Would anybody disagree that there is equal need today?

There was a singular difference between then and now: in 1920 Bishops saw the conversion of non-Catholics as one of their primary missions, and welcomed the support of the laity in this apostolate.  As Cardinal Bourne said when conferring canonical status on the Guild:

 People may ask you - some have asked the question already: ­By what authority do you lay-folk stand up on the public plat­form to expound the truths of the Catholic faith, who sent you? By whose authority do you speak? What is your mission? What is your commission? How, in other words, do you justify your existence as members of the Catholic Evidence Guild? Well, there is only one form in which you can justify your existence canonically, and that is in the position of Catechists.  That is the method which has been used all over the world in the mis­sionary countries where the Bishops and priests have found themselves quite unable to deal with the work of gathering into the Church those who are not members of it, and so, universally, in purely missionary countries they take to themselves a certain number of men and women who have been instructed for that purpose, who, in virtue of a commission given to them by the Bishop, then go forth to instruct And we are applying m our modern conditions the old, old method of the Church The mem­bers of this Guild must never forget that their position is that of lay auxiliaries called in by the Bishop of the diocese to help him to preach the Gospel to those who without their help would be beyond the reach of his teaching. Thus the position to which the members of the Catholic Evidence Guild are called is a very noble and a very apostolic one. Every Bishop has an immense number of people in his diocese who are members of his flock, but who are not Catholics. He is bound by his pastoral charge to do what he can in order to preach the Gospel to them and to save their souls. He calls to his aid, therefore, a number of the laity, that they may aid him in this part of the work committed to his charge, which he is unable to do in any other way.

And this leads me to the Catholic Evidence Guild as existing in this diocese. In order to make the position clear, as far as the work lies in the diocese of Westminster, you will be known as the Westminster Diocesan Catechists. that is the sub-title which will justify your existence. It is a work -which must be carried on in absolute subordination to the Bishop of each diocese. You speak in virtue of his commission, and in each diocese this commission must be given solely by the Bishop of that diocese.

All of this raises several questions which I believe warrant further discussion, always assuming that, like me, you see a need, and a lack of response to that need.

Where on the internet is the public space into which we can push ourselves to proclaim the teachings of Christ’s Church to those who have not heard it elsewhere?

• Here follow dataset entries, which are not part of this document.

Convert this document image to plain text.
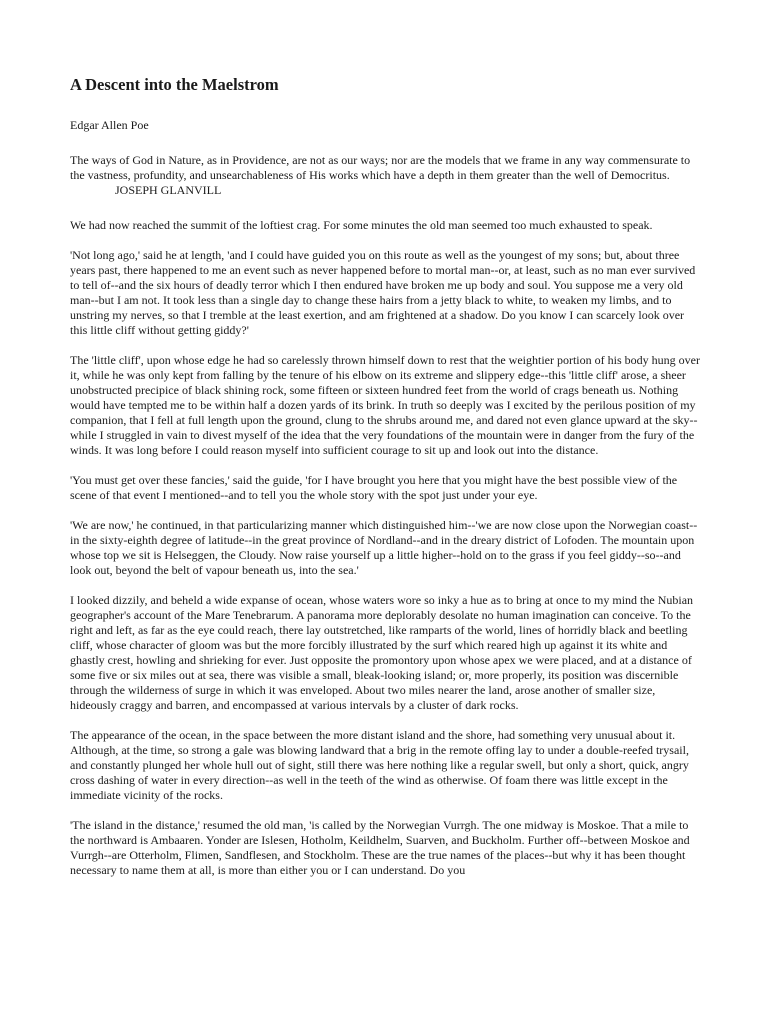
A Descent into the Maelstrom

Edgar Allen Poe

The ways of God in Nature, as in Providence, are not as our ways; nor are the models that we frame in any way commensurate to the vastness, profundity, and unsearchableness of His works which have a depth in them greater than the well of Democritus.

JOSEPH GLANVILL

We had now reached the summit of the loftiest crag. For some minutes the old man seemed too much exhausted to speak.

'Not long ago,' said he at length, 'and I could have guided you on this route as well as the youngest of my sons; but, about three years past, there happened to me an event such as never happened before to mortal man--or, at least, such as no man ever survived to tell of--and the six hours of deadly terror which I then endured have broken me up body and soul. You suppose me a very old man--but I am not. It took less than a single day to change these hairs from a jetty black to white, to weaken my limbs, and to unstring my nerves, so that I tremble at the least exertion, and am frightened at a shadow. Do you know I can scarcely look over this little cliff without getting giddy?'

The 'little cliff', upon whose edge he had so carelessly thrown himself down to rest that the weightier portion of his body hung over it, while he was only kept from falling by the tenure of his elbow on its extreme and slippery edge--this 'little cliff' arose, a sheer unobstructed precipice of black shining rock, some fifteen or sixteen hundred feet from the world of crags beneath us. Nothing would have tempted me to be within half a dozen yards of its brink. In truth so deeply was I excited by the perilous position of my companion, that I fell at full length upon the ground, clung to the shrubs around me, and dared not even glance upward at the sky--while I struggled in vain to divest myself of the idea that the very foundations of the mountain were in danger from the fury of the winds. It was long before I could reason myself into sufficient courage to sit up and look out into the distance.

'You must get over these fancies,' said the guide, 'for I have brought you here that you might have the best possible view of the scene of that event I mentioned--and to tell you the whole story with the spot just under your eye.

'We are now,' he continued, in that particularizing manner which distinguished him--'we are now close upon the Norwegian coast--in the sixty-eighth degree of latitude--in the great province of Nordland--and in the dreary district of Lofoden. The mountain upon whose top we sit is Helseggen, the Cloudy. Now raise yourself up a little higher--hold on to the grass if you feel giddy--so--and look out, beyond the belt of vapour beneath us, into the sea.'

I looked dizzily, and beheld a wide expanse of ocean, whose waters wore so inky a hue as to bring at once to my mind the Nubian geographer's account of the Mare Tenebrarum. A panorama more deplorably desolate no human imagination can conceive. To the right and left, as far as the eye could reach, there lay outstretched, like ramparts of the world, lines of horridly black and beetling cliff, whose character of gloom was but the more forcibly illustrated by the surf which reared high up against it its white and ghastly crest, howling and shrieking for ever. Just opposite the promontory upon whose apex we were placed, and at a distance of some five or six miles out at sea, there was visible a small, bleak-looking island; or, more properly, its position was discernible through the wilderness of surge in which it was enveloped. About two miles nearer the land, arose another of smaller size, hideously craggy and barren, and encompassed at various intervals by a cluster of dark rocks.

The appearance of the ocean, in the space between the more distant island and the shore, had something very unusual about it. Although, at the time, so strong a gale was blowing landward that a brig in the remote offing lay to under a double-reefed trysail, and constantly plunged her whole hull out of sight, still there was here nothing like a regular swell, but only a short, quick, angry cross dashing of water in every direction--as well in the teeth of the wind as otherwise. Of foam there was little except in the immediate vicinity of the rocks.

'The island in the distance,' resumed the old man, 'is called by the Norwegian Vurrgh. The one midway is Moskoe. That a mile to the northward is Ambaaren. Yonder are Islesen, Hotholm, Keildhelm, Suarven, and Buckholm. Further off--between Moskoe and Vurrgh--are Otterholm, Flimen, Sandflesen, and Stockholm. These are the true names of the places--but why it has been thought necessary to name them at all, is more than either you or I can understand. Do you
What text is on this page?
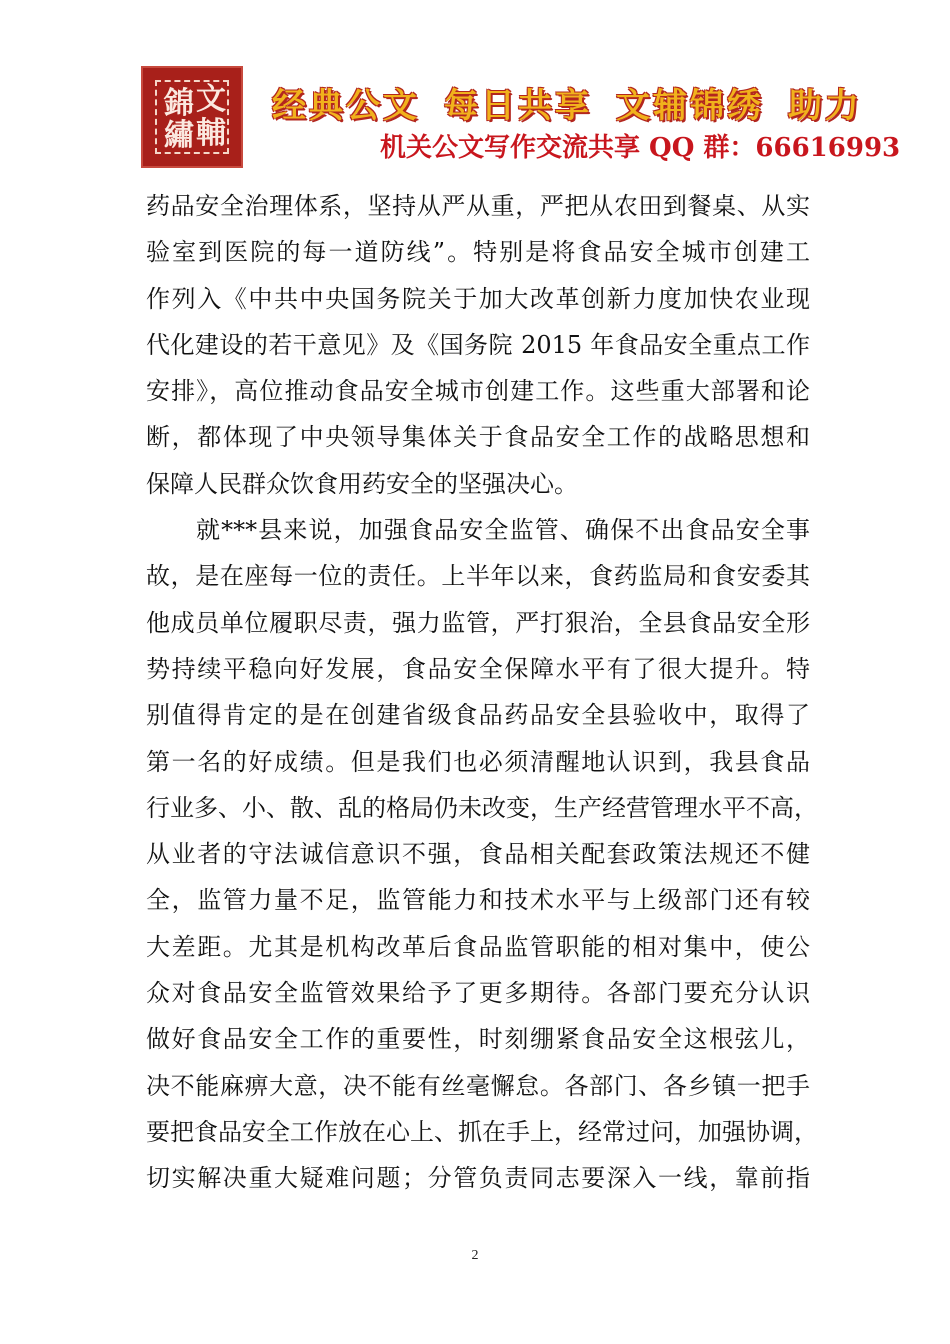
錦 文
繡 輔
经典公文 每日共享 文辅锦绣 助力
机关公文写作交流共享 QQ 群：66616993
药品安全治理体系，坚持从严从重，严把从农田到餐桌、从实
验室到医院的每一道防线”。特别是将食品安全城市创建工
作列入《中共中央国务院关于加大改革创新力度加快农业现
代化建设的若干意见》及《国务院 2015 年食品安全重点工作
安排》，高位推动食品安全城市创建工作。这些重大部署和论
断，都体现了中央领导集体关于食品安全工作的战略思想和
保障人民群众饮食用药安全的坚强决心。
就***县来说，加强食品安全监管、确保不出食品安全事
故，是在座每一位的责任。上半年以来，食药监局和食安委其
他成员单位履职尽责，强力监管，严打狠治，全县食品安全形
势持续平稳向好发展，食品安全保障水平有了很大提升。特
别值得肯定的是在创建省级食品药品安全县验收中，取得了
第一名的好成绩。但是我们也必须清醒地认识到，我县食品
行业多、小、散、乱的格局仍未改变，生产经营管理水平不高，
从业者的守法诚信意识不强，食品相关配套政策法规还不健
全，监管力量不足，监管能力和技术水平与上级部门还有较
大差距。尤其是机构改革后食品监管职能的相对集中，使公
众对食品安全监管效果给予了更多期待。各部门要充分认识
做好食品安全工作的重要性，时刻绷紧食品安全这根弦儿，
决不能麻痹大意，决不能有丝毫懈怠。各部门、各乡镇一把手
要把食品安全工作放在心上、抓在手上，经常过问，加强协调，
切实解决重大疑难问题；分管负责同志要深入一线，靠前指
2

How does who gather together a cadre of people able to train a greater number of people to go out into that space to evangelise those who are there?

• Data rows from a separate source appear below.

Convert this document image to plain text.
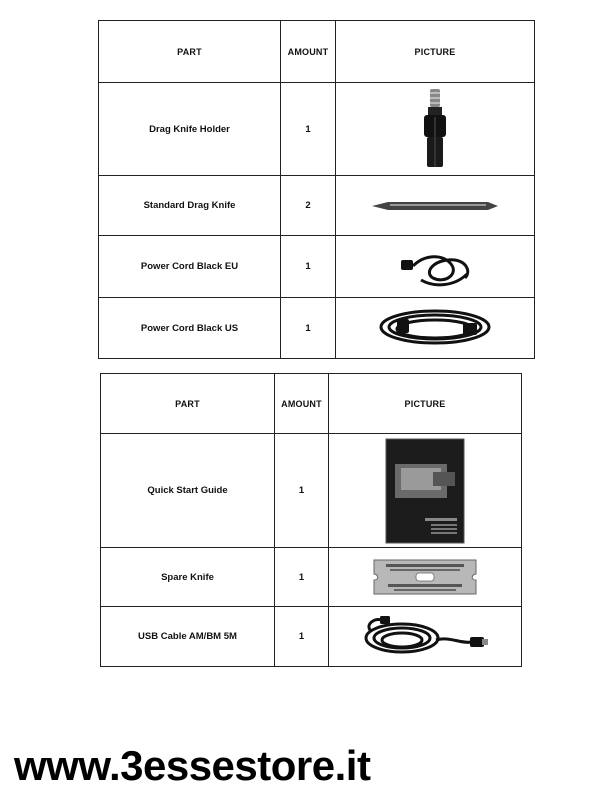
PART	AMOUNT	PICTURE
Drag Knife Holder	1	

Standard Drag Knife	2	

Power Cord Black EU	1	

Power Cord Black US	1	
PART	AMOUNT	PICTURE
Quick Start Guide	1	

Spare Knife	1	

USB Cable AM/BM 5M	1	
www.3essestore.it
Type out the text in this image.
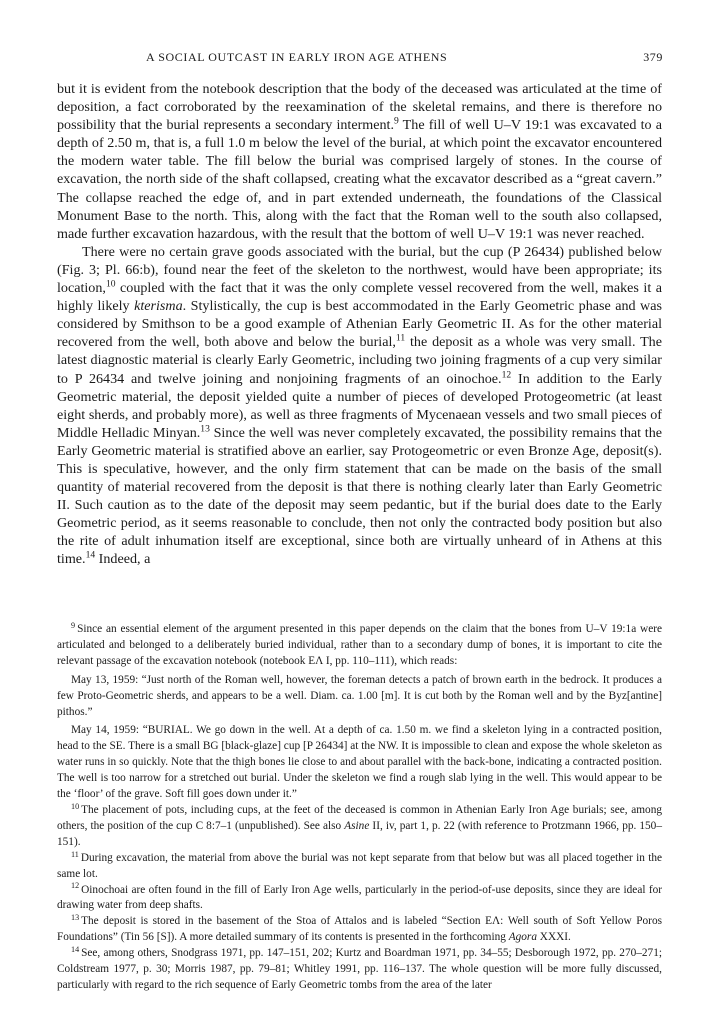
A SOCIAL OUTCAST IN EARLY IRON AGE ATHENS	379

but it is evident from the notebook description that the body of the deceased was articulated at the time of deposition, a fact corroborated by the reexamination of the skeletal remains, and there is therefore no possibility that the burial represents a secondary interment.$^9$ The fill of well U–V 19:1 was excavated to a depth of 2.50 m, that is, a full 1.0 m below the level of the burial, at which point the excavator encountered the modern water table. The fill below the burial was comprised largely of stones. In the course of excavation, the north side of the shaft collapsed, creating what the excavator described as a “great cavern.” The collapse reached the edge of, and in part extended underneath, the foundations of the Classical Monument Base to the north. This, along with the fact that the Roman well to the south also collapsed, made further excavation hazardous, with the result that the bottom of well U–V 19:1 was never reached.

There were no certain grave goods associated with the burial, but the cup (P 26434) published below (Fig. 3; Pl. 66:b), found near the feet of the skeleton to the northwest, would have been appropriate; its location,$^{10}$ coupled with the fact that it was the only complete vessel recovered from the well, makes it a highly likely kterisma. Stylistically, the cup is best accommodated in the Early Geometric phase and was considered by Smithson to be a good example of Athenian Early Geometric II. As for the other material recovered from the well, both above and below the burial,$^{11}$ the deposit as a whole was very small. The latest diagnostic material is clearly Early Geometric, including two joining fragments of a cup very similar to P 26434 and twelve joining and nonjoining fragments of an oinochoe.$^{12}$ In addition to the Early Geometric material, the deposit yielded quite a number of pieces of developed Protogeometric (at least eight sherds, and probably more), as well as three fragments of Mycenaean vessels and two small pieces of Middle Helladic Minyan.$^{13}$ Since the well was never completely excavated, the possibility remains that the Early Geometric material is stratified above an earlier, say Protogeometric or even Bronze Age, deposit(s). This is speculative, however, and the only firm statement that can be made on the basis of the small quantity of material recovered from the deposit is that there is nothing clearly later than Early Geometric II. Such caution as to the date of the deposit may seem pedantic, but if the burial does date to the Early Geometric period, as it seems reasonable to conclude, then not only the contracted body position but also the rite of adult inhumation itself are exceptional, since both are virtually unheard of in Athens at this time.$^{14}$ Indeed, a

$^9$ Since an essential element of the argument presented in this paper depends on the claim that the bones from U–V 19:1a were articulated and belonged to a deliberately buried individual, rather than to a secondary dump of bones, it is important to cite the relevant passage of the excavation notebook (notebook EΛ I, pp. 110–111), which reads:

May 13, 1959: “Just north of the Roman well, however, the foreman detects a patch of brown earth in the bedrock. It produces a few Proto-Geometric sherds, and appears to be a well. Diam. ca. 1.00 [m]. It is cut both by the Roman well and by the Byz[antine] pithos.”

May 14, 1959: “BURIAL. We go down in the well. At a depth of ca. 1.50 m. we find a skeleton lying in a contracted position, head to the SE. There is a small BG [black-glaze] cup [P 26434] at the NW. It is impossible to clean and expose the whole skeleton as water runs in so quickly. Note that the thigh bones lie close to and about parallel with the back-bone, indicating a contracted position. The well is too narrow for a stretched out burial. Under the skeleton we find a rough slab lying in the well. This would appear to be the ‘floor’ of the grave. Soft fill goes down under it.”

$^{10}$ The placement of pots, including cups, at the feet of the deceased is common in Athenian Early Iron Age burials; see, among others, the position of the cup C 8:7–1 (unpublished). See also Asine II, iv, part 1, p. 22 (with reference to Protzmann 1966, pp. 150–151).

$^{11}$ During excavation, the material from above the burial was not kept separate from that below but was all placed together in the same lot.

$^{12}$ Oinochoai are often found in the fill of Early Iron Age wells, particularly in the period-of-use deposits, since they are ideal for drawing water from deep shafts.

$^{13}$ The deposit is stored in the basement of the Stoa of Attalos and is labeled “Section EΛ: Well south of Soft Yellow Poros Foundations” (Tin 56 [S]). A more detailed summary of its contents is presented in the forthcoming Agora XXXI.

$^{14}$ See, among others, Snodgrass 1971, pp. 147–151, 202; Kurtz and Boardman 1971, pp. 34–55; Desborough 1972, pp. 270–271; Coldstream 1977, p. 30; Morris 1987, pp. 79–81; Whitley 1991, pp. 116–137. The whole question will be more fully discussed, particularly with regard to the rich sequence of Early Geometric tombs from the area of the later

How do we persuade a Bishop (who is the Bishop of Cyberspace?) not just to issue a nihil obstat, but to support, encourage and sponsor such a mission?

We are enjoined to make disciples of all nations.  What should we do if nobody else is doing it here?

1 comment:

  1. Thought provoking post, Ttony. I agree with your thesis, though I am not sure that I can answer your questions. But I am certainly happy to support any initiative along the lines you mention in any way that I can.

    For what it's worth, I think there is a place both for an organised initiative (along the lines of a cyber-CEG) and also (and very importantly, I think) for a whole range of individual Catholic initiatives on the web - individual blogs, initiatives like Twitterangelus, conversation between Catholics as well as with others, and so on. In other words, multiplicity and diversity of effort, as well as some focused work.